• Tue
  • Jul 22, 2014
  • Updated: 4:05pm
PropertyHong Kong & China
OFFICE RENTS

Smaller businesses boost HK rental market

Over recent months there has been an increasing pattern of deals done that have taken up an average of 7,000 sq ft, lifting the sector

PUBLISHED : Wednesday, 29 August, 2012, 12:00am
UPDATED : Wednesday, 29 August, 2012, 2:31am

Leasing activity in Central's office market has become active in recent months, thanks to increasing demand from medium-sized institutions.

However, property agents are divided about whether this means rents may be bottoming out.

"There were more transactions in recent months because office rents were falling," said Alan Lok, executive director of office services for property consultancy CB Richard Ellis.

Lok said the vacancy rate for top grade-A offices was high, and history showed that even though vacancy rates were high, demand remained strong and floor space that was vacated would quickly be taken up.

But he said demand was weak as financial institutions had suffered the most from the euro-zone debt crisis and its impact on the global economy.

Now most leasing transactions were being done in small and medium-sized office units, according to agents, who cited the examples of Pine River Capital Management, which leased a 5,700 square foot unit at Two International Finance Centre (Two IFC); East West Bank, which leased a 8,000 sqft unit in the same building this month; and a mainland bank that took a 14,000 sqft unit on the same floor for their office in Hong Kong.

Luxury brand Chanel leased the 10th floor of the Hong Kong Club Building in Central this month. It already occupies three office floors in the building and adds 8,600 sqft on the 10th floor for further expansion.

The bank and Chanel were unavailable for comment.

Gary Fok, senior director at valuer's Cushman & Wakefield, said 15 leasing deals for a total office space of 113,000 sqft were recorded in the second quarter.

"The average take-up was only 7,000 sqft, which shows that most deals were for small and medium-sized units," Fok said. "Landlords are under pressure as the major tenants in Central - banking and financial institutions - have no plans to expand and there is a lack of newcomers wanting to set up office in town."

Given the absence of solid demand, he expects rents will continue to fall, and it "may be higher than our firm's expectation of 18 per cent".

Lok said landlords could become aggressive in competing for tenants if vacancy rates of their office buildings was high. "and rents would then be negotiable". He also believed Central rents would continue to fall due to the global economic outlook and rising vacancy rates.

However, Simon Lo, executive director of research and advisory at property consultancy Colliers International, believes rents have bottomed out.

"We expected that rents would drop 15 to 20 per cent this year when we made our forecast at the end of last year," Lo said. "But we found that rents have turned stable since falling 5 per cent in the first five months of the year and climbing 1 per cent in July. The improvement came earlier than we expected."
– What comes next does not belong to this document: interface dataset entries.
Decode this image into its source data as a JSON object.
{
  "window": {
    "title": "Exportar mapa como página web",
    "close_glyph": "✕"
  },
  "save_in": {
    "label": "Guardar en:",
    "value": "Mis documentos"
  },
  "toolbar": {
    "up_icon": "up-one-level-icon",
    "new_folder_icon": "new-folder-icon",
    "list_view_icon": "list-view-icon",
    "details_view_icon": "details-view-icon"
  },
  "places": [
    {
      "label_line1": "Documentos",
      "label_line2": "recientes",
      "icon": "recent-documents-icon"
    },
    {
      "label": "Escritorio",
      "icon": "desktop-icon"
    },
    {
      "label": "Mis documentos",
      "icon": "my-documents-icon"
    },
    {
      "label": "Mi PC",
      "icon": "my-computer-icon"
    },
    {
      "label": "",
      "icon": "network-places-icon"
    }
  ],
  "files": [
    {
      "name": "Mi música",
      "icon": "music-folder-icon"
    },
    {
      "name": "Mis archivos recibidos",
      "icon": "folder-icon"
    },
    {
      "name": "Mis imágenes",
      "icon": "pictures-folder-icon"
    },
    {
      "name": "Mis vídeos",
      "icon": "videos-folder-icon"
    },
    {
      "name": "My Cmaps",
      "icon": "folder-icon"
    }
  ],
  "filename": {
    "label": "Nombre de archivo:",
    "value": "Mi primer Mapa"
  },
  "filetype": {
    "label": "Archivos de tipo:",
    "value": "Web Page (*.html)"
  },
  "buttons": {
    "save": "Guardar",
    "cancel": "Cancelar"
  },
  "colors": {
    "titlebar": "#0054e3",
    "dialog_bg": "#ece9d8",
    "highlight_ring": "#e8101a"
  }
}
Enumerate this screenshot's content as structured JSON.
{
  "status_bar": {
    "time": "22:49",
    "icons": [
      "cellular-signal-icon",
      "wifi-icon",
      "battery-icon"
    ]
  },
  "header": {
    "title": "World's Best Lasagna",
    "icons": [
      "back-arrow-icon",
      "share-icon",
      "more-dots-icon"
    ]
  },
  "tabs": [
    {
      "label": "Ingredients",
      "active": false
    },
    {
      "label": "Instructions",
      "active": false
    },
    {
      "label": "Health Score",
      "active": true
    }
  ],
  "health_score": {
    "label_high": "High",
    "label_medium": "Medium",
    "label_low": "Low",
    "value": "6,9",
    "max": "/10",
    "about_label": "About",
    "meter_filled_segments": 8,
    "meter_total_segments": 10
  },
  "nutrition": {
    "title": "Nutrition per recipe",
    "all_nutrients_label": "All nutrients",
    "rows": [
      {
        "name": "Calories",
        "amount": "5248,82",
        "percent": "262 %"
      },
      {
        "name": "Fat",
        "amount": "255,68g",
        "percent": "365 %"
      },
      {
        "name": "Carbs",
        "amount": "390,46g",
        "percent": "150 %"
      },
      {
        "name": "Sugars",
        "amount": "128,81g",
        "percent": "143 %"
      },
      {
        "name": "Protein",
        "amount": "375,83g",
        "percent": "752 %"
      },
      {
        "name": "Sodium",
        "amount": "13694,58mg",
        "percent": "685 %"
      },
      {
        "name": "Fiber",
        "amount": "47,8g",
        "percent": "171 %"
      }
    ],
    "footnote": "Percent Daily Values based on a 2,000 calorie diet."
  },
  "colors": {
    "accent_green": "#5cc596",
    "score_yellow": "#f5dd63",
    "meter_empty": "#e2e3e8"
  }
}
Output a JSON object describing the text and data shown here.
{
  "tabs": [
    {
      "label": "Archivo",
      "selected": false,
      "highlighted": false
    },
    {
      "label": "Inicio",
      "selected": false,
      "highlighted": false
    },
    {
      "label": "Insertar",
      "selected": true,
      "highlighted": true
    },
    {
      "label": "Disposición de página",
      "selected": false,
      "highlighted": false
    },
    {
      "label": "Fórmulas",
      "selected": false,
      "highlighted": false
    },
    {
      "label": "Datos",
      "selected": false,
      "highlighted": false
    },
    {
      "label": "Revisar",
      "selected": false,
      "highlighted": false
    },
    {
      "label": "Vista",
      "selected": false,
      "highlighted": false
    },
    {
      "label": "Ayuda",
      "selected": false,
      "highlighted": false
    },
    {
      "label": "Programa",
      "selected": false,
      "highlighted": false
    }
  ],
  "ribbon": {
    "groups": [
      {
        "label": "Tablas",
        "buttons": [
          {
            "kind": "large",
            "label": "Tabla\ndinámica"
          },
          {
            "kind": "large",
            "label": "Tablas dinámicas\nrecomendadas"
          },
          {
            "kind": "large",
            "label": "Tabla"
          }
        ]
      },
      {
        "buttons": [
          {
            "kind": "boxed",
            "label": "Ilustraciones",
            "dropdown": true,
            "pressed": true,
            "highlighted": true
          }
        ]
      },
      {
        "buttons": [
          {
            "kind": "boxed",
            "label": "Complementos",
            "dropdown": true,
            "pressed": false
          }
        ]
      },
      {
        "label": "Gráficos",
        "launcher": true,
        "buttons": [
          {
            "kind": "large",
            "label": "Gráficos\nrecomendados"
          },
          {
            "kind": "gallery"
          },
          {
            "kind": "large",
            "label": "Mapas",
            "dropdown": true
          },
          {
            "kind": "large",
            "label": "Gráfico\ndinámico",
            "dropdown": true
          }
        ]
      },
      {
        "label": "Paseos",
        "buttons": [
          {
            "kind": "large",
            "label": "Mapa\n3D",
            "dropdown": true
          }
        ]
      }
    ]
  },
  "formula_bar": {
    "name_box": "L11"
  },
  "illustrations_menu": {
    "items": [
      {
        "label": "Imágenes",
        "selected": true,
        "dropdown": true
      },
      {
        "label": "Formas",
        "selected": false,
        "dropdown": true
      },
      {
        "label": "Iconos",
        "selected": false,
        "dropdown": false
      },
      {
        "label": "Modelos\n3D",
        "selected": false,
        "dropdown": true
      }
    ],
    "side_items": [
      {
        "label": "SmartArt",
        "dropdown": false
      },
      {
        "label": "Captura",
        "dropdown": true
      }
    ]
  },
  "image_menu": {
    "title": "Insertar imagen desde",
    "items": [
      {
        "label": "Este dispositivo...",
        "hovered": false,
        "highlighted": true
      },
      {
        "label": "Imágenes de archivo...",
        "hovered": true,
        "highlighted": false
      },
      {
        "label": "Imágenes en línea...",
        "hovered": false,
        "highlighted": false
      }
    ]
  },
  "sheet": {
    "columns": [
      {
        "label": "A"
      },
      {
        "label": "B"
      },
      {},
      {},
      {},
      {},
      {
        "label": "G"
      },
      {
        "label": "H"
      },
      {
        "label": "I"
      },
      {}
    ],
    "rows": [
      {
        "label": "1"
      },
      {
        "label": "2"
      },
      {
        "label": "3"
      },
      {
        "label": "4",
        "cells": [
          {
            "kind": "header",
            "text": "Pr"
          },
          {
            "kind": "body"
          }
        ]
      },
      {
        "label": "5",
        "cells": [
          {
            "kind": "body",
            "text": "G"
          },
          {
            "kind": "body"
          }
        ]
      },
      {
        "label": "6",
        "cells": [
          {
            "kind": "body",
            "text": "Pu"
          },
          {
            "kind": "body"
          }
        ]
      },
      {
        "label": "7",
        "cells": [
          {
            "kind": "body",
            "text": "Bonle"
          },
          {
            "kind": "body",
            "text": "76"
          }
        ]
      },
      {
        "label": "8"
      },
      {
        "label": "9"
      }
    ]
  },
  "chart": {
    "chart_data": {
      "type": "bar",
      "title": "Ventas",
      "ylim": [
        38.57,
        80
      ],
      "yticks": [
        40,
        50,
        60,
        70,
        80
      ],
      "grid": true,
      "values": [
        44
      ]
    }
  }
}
As a result, Colliers revised its forecast and now believes rents will rise by 4 per cent from August to December.

Lo said demand had come from financial institutions that were looking to relocate to save costs, as well as newcomers and non-financial institutions.

"Demand from foreign companies wanting to set up offices here has also increased."

The vacancy rate of Central's office sector improved to 4.8 per cent this month from 5.8 per cent in February.